A sphere-like nucleus may result in a sphere-like cloud
A non-symmetrical nucleus may result in a non-symmetrical cloud
A lower mass nucleus will result in a lower mass cloud
Areas of differential mass/density, result in cloud areas of differential mass/density
Lower density outer layers may allow for movement/differentially moving layers(ie. earth core/mantle etc)
spin on an axis may affect the cloud.
In summary, the smac cloud is both particles and wave. The mass of the nucleus will push out the surrounding smac particles in waves. So that the first group of particles (group1) are repelled out, they collide with the next group (group2) transferring energy, etc. It is at these areas of collision/transfer where the cloud density is greatest (ie. particles) are more likely to be. These could be consistent with energy levels in current atomic theory.
Atomic Bonding:
Smac bonding theory:
Please note – while describing the bonding process, some bonding processes require multiple stages of bonding, some simplistic possible formations described here undoubtedly far more complex.
The two factors that affect how particles bond are:
a. the nature/characteristic of the particles being bonded
b. the forces that drive them together
The proton is composed of multiple layers of wedged smac particles from most dense at the core (level 1) to least dense at the surface(level 5). Bonding occurs when outside forces further wedge together two separate particles. (ie. fusion) The greater the force applied the deeper level the wedging occurs.
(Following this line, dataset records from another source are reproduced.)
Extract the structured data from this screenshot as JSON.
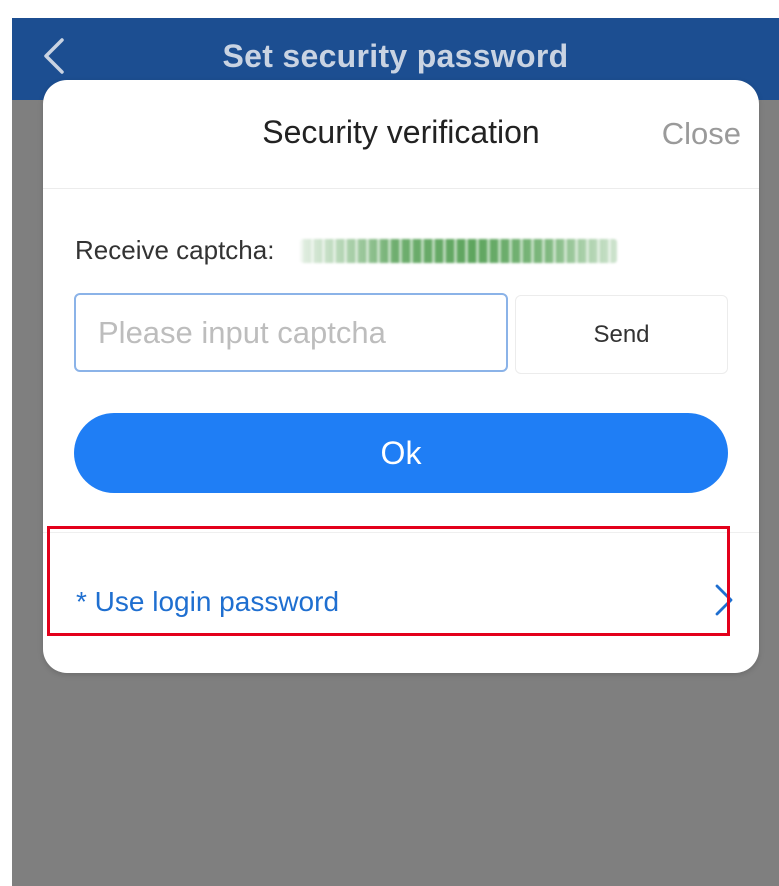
{
  "nav": {
    "title": "Set security password",
    "back_icon": "chevron-left-icon"
  },
  "dialog": {
    "title": "Security verification",
    "close_label": "Close",
    "receive_label": "Receive captcha:",
    "captcha_placeholder": "Please input captcha",
    "send_label": "Send",
    "ok_label": "Ok",
    "login_password_label": "* Use login password",
    "login_arrow_icon": "chevron-right-icon"
  },
  "colors": {
    "nav_bar": "#1c4e91",
    "overlay": "#7f7f7f",
    "primary_button": "#1f7ef5",
    "link_text": "#1f6fd0",
    "highlight": "#e3001b"
  }
}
In order of wedging depth: Deepest (level 1) to least deep (level 5) - Strongest to Weakest Bonds
Nuclear Bonding – bonds that fuse/wedge together the cores (innermost layers) of the two particles to some degree
Level 1 - proton core with proton core, most deep bonding – results in the different elements (strongest)
any deeper and the protons are likely structurally unstable or torn apart
Level 2 - proton middle layer with proton middle layer – results in isotopes
Non-nuclear Bonding – bonds that do not reach the core/alter the nature of the elements
Level 3 – ionic bonding
Level 4 – covalent bonding
Level 5 – weak hydrogen bonds – least deep wedging/penetration (weakest) and other
Note - the levels have no quantitative value other than indicating relative depth
Nuclear Bonding:
Current atomic theory: One or more protons must be in the atomic nucleus, but a fixed number of neutrons are not required in every element. Neutrons can be added or removed without changing the element.(ie. isotopes) Thus, the proton and neutron were probably the same particle before fusion. It is fusion that differentiates them. The particles that fuse at the deepest, core levels are the protons. Neutrons fuse at a less deep level. Thus, smac theory, does explain why protons are the fundamental, defining particles for each element and not the neutron.
Creation of the different elements:
The combinations of particles that can arise from the bonding of protons and neutrons is numerous and complex. The specifics of every combination are far beyond the scope of this paper.
Even in the simplest case, when two identical protons bond, there are myriad possible outcomes for the structure of the fused particle.
Surface bonding – results in a very uncompressed particle – imagine two basketballs bound only via their thick cover layers – still 2 distinct looking spheres.
Core Bonding – results in a very compressed particle…imagine two balloons whose outer layers have penetrated to the core of the other balloon – look far more like one entity.
And now imagine every combination in between.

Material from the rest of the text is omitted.